June 13 (Bloomberg) -- Japanese stocks rose, reversing yesterday’s losses, after the European Central Bank endorsed a plan to guarantee deposits and Japan’s machinery orders beat analysts’ estimates.
Nikon Corp., a camera maker that gets 23 percent of its sales in Europe, added 2.3 percent. Fanuc Corp., Japan’s biggest maker of factory robotics, rose 0.4 percent. Mitsui High-Tec Inc. jumped 16 percent after its operating profit surged more than 700 percent from a year earlier.

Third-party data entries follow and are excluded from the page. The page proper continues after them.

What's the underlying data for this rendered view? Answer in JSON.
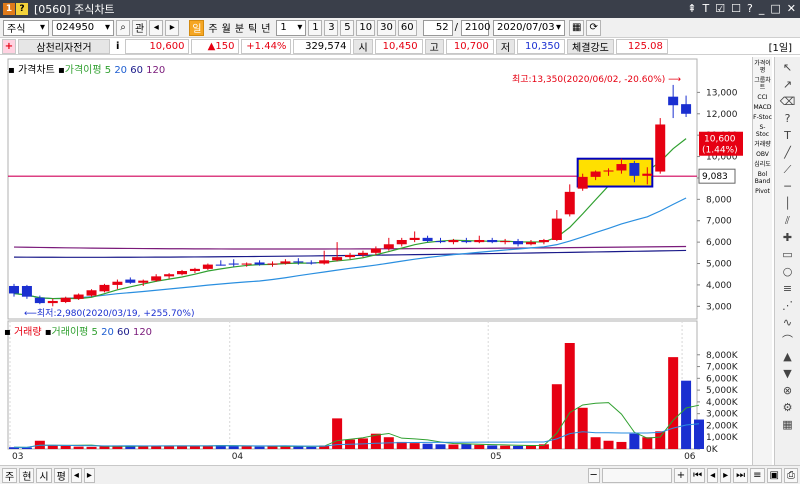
{
  "window": {
    "num1": "1",
    "num2": "?",
    "title": "[0560] 주식차트"
  },
  "toolbar": {
    "market": "주식",
    "code": "024950",
    "btn_gwan": "관",
    "period_tabs": [
      "일",
      "주",
      "월",
      "분",
      "틱",
      "년"
    ],
    "multi_select": "1",
    "intervals": [
      "1",
      "3",
      "5",
      "10",
      "30",
      "60"
    ],
    "count_current": "52",
    "count_total": "2100",
    "date": "2020/07/03"
  },
  "quote": {
    "stock_name": "삼천리자전거",
    "info_icon": "i",
    "price": "10,600",
    "change": "▲150",
    "change_pct": "+1.44%",
    "volume": "329,574",
    "open_label": "시",
    "open": "10,450",
    "high_label": "고",
    "high": "10,700",
    "low_label": "저",
    "low": "10,350",
    "strength_label": "체결강도",
    "strength": "125.08",
    "period_badge": "[1일]"
  },
  "price_legend": {
    "title": "가격차트",
    "ma_title": "가격이평",
    "ma": [
      "5",
      "20",
      "60",
      "120"
    ]
  },
  "volume_legend": {
    "title": "거래량",
    "ma_title": "거래이평",
    "ma": [
      "5",
      "20",
      "60",
      "120"
    ]
  },
  "annotations": {
    "max": "최고:13,350(2020/06/02, -20.60%)",
    "min": "최저:2,980(2020/03/19, +255.70%)",
    "current_price": "10,600",
    "current_pct": "(1.44%)",
    "hline_value": "9,083"
  },
  "right_indicators": [
    "가격이평",
    "그룹차트",
    "CCI",
    "MACD",
    "F-Stoc",
    "S-Stoc",
    "거래량",
    "OBV",
    "심리도",
    "Bol Band",
    "Pivot"
  ],
  "bottom": {
    "items": [
      "주",
      "현",
      "시",
      "평"
    ]
  },
  "colors": {
    "up": "#e60012",
    "down": "#1a2fd0",
    "ma5": "#30a030",
    "ma20": "#2a8fe0",
    "ma60": "#1a1a8a",
    "ma120": "#7a1a7a",
    "hline": "#d0005a",
    "highlight": "#ffe000"
  },
  "chart_data": [
    {
      "type": "candlestick",
      "title": "가격차트",
      "x_labels": [
        "03",
        "04",
        "05",
        "06"
      ],
      "ylim": [
        2500,
        14000
      ],
      "y_ticks": [
        "13,000",
        "12,000",
        "11,000",
        "10,000",
        "9,000",
        "8,000",
        "7,000",
        "6,000",
        "5,000",
        "4,000",
        "3,000"
      ],
      "candles": [
        {
          "o": 3950,
          "h": 4050,
          "l": 3450,
          "c": 3600
        },
        {
          "o": 3950,
          "h": 4000,
          "l": 3350,
          "c": 3450
        },
        {
          "o": 3400,
          "h": 3500,
          "l": 3100,
          "c": 3150
        },
        {
          "o": 3150,
          "h": 3350,
          "l": 3000,
          "c": 3250
        },
        {
          "o": 3200,
          "h": 3450,
          "l": 3150,
          "c": 3400
        },
        {
          "o": 3350,
          "h": 3600,
          "l": 3300,
          "c": 3550
        },
        {
          "o": 3500,
          "h": 3800,
          "l": 3450,
          "c": 3750
        },
        {
          "o": 3700,
          "h": 4050,
          "l": 3650,
          "c": 4000
        },
        {
          "o": 4000,
          "h": 4250,
          "l": 3800,
          "c": 4150
        },
        {
          "o": 4250,
          "h": 4350,
          "l": 4050,
          "c": 4100
        },
        {
          "o": 4100,
          "h": 4250,
          "l": 3950,
          "c": 4200
        },
        {
          "o": 4200,
          "h": 4500,
          "l": 4150,
          "c": 4400
        },
        {
          "o": 4400,
          "h": 4550,
          "l": 4300,
          "c": 4500
        },
        {
          "o": 4500,
          "h": 4700,
          "l": 4450,
          "c": 4650
        },
        {
          "o": 4650,
          "h": 4800,
          "l": 4550,
          "c": 4750
        },
        {
          "o": 4750,
          "h": 5000,
          "l": 4700,
          "c": 4950
        },
        {
          "o": 4950,
          "h": 5150,
          "l": 4900,
          "c": 4900
        },
        {
          "o": 5000,
          "h": 5200,
          "l": 4850,
          "c": 4950
        },
        {
          "o": 4950,
          "h": 5050,
          "l": 4850,
          "c": 5000
        },
        {
          "o": 5050,
          "h": 5150,
          "l": 4900,
          "c": 4950
        },
        {
          "o": 4950,
          "h": 5100,
          "l": 4850,
          "c": 5000
        },
        {
          "o": 5000,
          "h": 5200,
          "l": 4950,
          "c": 5100
        },
        {
          "o": 5100,
          "h": 5250,
          "l": 4950,
          "c": 5050
        },
        {
          "o": 5050,
          "h": 5150,
          "l": 4950,
          "c": 5000
        },
        {
          "o": 5000,
          "h": 5600,
          "l": 4950,
          "c": 5150
        },
        {
          "o": 5150,
          "h": 6000,
          "l": 5100,
          "c": 5300
        },
        {
          "o": 5300,
          "h": 5500,
          "l": 5200,
          "c": 5400
        },
        {
          "o": 5400,
          "h": 5600,
          "l": 5300,
          "c": 5500
        },
        {
          "o": 5500,
          "h": 5800,
          "l": 5400,
          "c": 5700
        },
        {
          "o": 5700,
          "h": 6200,
          "l": 5600,
          "c": 5900
        },
        {
          "o": 5900,
          "h": 6200,
          "l": 5800,
          "c": 6100
        },
        {
          "o": 6100,
          "h": 6500,
          "l": 6000,
          "c": 6200
        },
        {
          "o": 6200,
          "h": 6300,
          "l": 6000,
          "c": 6050
        },
        {
          "o": 6050,
          "h": 6200,
          "l": 5950,
          "c": 6000
        },
        {
          "o": 6000,
          "h": 6150,
          "l": 5900,
          "c": 6100
        },
        {
          "o": 6050,
          "h": 6200,
          "l": 5950,
          "c": 6000
        },
        {
          "o": 6000,
          "h": 6300,
          "l": 5950,
          "c": 6100
        },
        {
          "o": 6100,
          "h": 6200,
          "l": 5950,
          "c": 6000
        },
        {
          "o": 6000,
          "h": 6150,
          "l": 5900,
          "c": 6050
        },
        {
          "o": 6050,
          "h": 6150,
          "l": 5800,
          "c": 5900
        },
        {
          "o": 5900,
          "h": 6100,
          "l": 5850,
          "c": 6000
        },
        {
          "o": 6000,
          "h": 6150,
          "l": 5900,
          "c": 6100
        },
        {
          "o": 6100,
          "h": 7500,
          "l": 6050,
          "c": 7100
        },
        {
          "o": 7300,
          "h": 8700,
          "l": 7200,
          "c": 8350
        },
        {
          "o": 8500,
          "h": 9200,
          "l": 8400,
          "c": 9050
        },
        {
          "o": 9050,
          "h": 9350,
          "l": 8900,
          "c": 9300
        },
        {
          "o": 9300,
          "h": 9450,
          "l": 9100,
          "c": 9350
        },
        {
          "o": 9350,
          "h": 9900,
          "l": 9200,
          "c": 9650
        },
        {
          "o": 9700,
          "h": 9800,
          "l": 8800,
          "c": 9100
        },
        {
          "o": 9100,
          "h": 9500,
          "l": 8700,
          "c": 9200
        },
        {
          "o": 9300,
          "h": 11800,
          "l": 9200,
          "c": 11500
        },
        {
          "o": 12800,
          "h": 13350,
          "l": 11800,
          "c": 12400
        },
        {
          "o": 12450,
          "h": 12850,
          "l": 11850,
          "c": 12000
        }
      ],
      "ma5_end": 10800,
      "ma20_end": 7900,
      "ma60_end": 5600,
      "ma120_end": 5700
    },
    {
      "type": "bar",
      "title": "거래량",
      "ylim": [
        0,
        9000000
      ],
      "y_ticks": [
        "8,000K",
        "7,000K",
        "6,000K",
        "5,000K",
        "4,000K",
        "3,000K",
        "2,000K",
        "1,000K",
        "0K"
      ],
      "values": [
        150000,
        120000,
        700000,
        300000,
        260000,
        200000,
        180000,
        220000,
        300000,
        280000,
        250000,
        230000,
        260000,
        300000,
        280000,
        270000,
        320000,
        250000,
        220000,
        200000,
        230000,
        240000,
        260000,
        180000,
        300000,
        2600000,
        800000,
        900000,
        1300000,
        1000000,
        600000,
        500000,
        450000,
        400000,
        380000,
        420000,
        350000,
        300000,
        280000,
        260000,
        300000,
        400000,
        5500000,
        9000000,
        3500000,
        1000000,
        700000,
        600000,
        1300000,
        1000000,
        1500000,
        7800000,
        5800000,
        2500000
      ],
      "up": [
        0,
        0,
        1,
        1,
        1,
        1,
        1,
        1,
        1,
        0,
        1,
        1,
        1,
        1,
        1,
        1,
        0,
        0,
        1,
        0,
        1,
        1,
        0,
        0,
        1,
        1,
        1,
        1,
        1,
        1,
        1,
        1,
        0,
        0,
        1,
        0,
        1,
        0,
        1,
        0,
        1,
        1,
        1,
        1,
        1,
        1,
        1,
        1,
        0,
        1,
        1,
        1,
        0,
        0
      ]
    }
  ]
}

The Nikkei 225 Stock Average rose 0.6 percent to 8,587.84 at the 3 p.m. trading close in Tokyo. Trading volume was 23 percent below the 30-day average ahead of a Greek election on June 17 that may signal whether the nation exits the euro. The broader Topix Index rose 0.3 percent to 726.44 after swinging between gains and losses at least a dozen times.
“Short-term players seem to be betting that Greece won’t fall into a chaotic worst-case scenario after the election,” said Tatsushi Maeno, head of investment at PineBridge Investments Japan Co. in Tokyo. “Long-term investors are sitting on the fence through the Greek election.”
The Topix fell 17 percent from this year’s high on March 27 as China’s economic growth slowed and European policy makers failed to stem concern about the debt crisis. Spain is seeking a banking rescue of as much as 100 billion euros ($125 billion), following Greece, Ireland and Portugal in taking bailouts.
Shares rose after the ECB backed proposals for a banking union that would strengthen euro-area supervision of lenders, establish a deposit guarantee program, and limit “risks for taxpayers” through contributions from the financial industry, according to a report published in Frankfurt yesterday.
“The market has been sandwiched between worries about the Greek election and hopes for policy response,” said Naoki Fujiwara, Tokyo-based chief fund manager at Shinkin Asset Management Co., which oversees about $6.3 billion.
Gains in stocks were limited after Fitch Ratings said it sees significant risk of capital outflows from the euro area. If Greece exits the monetary union, all 17 members states would likely face downgrades, Fitch’s head of Asia Pacific sovereign ratings Andrew Colquhoun said in Singapore.
Exporters to Europe rose, with Nikon gaining 2.3 percent to 2,292 yen. Konica Minolta Holdings Inc., a maker of photo films that gets 28 percent of its sales in Europe, advanced 0.5 percent to 592 yen.
Japan’s machinery orders rose 5.7 percent in April, exceeding estimates of a 1.6 percent gain. Fanuc added 0.4 percent to 13,580 yen. Hitachi Construction Machinery Co. gained 0.2 percent 1,478 yen.
The Nikkei 225 Volatility Index slid 3.5 percent to 26.67, indicating traders expect a swing of about 8 percent on the benchmark gauge over the next 30 days. Shares on the measure are valued at 1.09 times book value.
Futures on the Standard & Poor’s 500 Index lost 0.4 percent today ahead of a report forecast to show U.S. retail sales fell in May for the first time in a year. The gauge added 1.2 percent yesterday in New York as Federal Reserve Bank of Chicago President Charles Evans said he would support measures to generate faster job growth.
The policy-setting Federal Open Market Committee meets June 19-20. The Bank of Japan is scheduled to end a two-day policy meeting on June 15.
Among other stocks that rose, Mitsui High-Tec jumped 16 percent to 420 yen after reporting an operating profit of 510 million yen for the quarter ended April 30, up from 61 million a year earlier.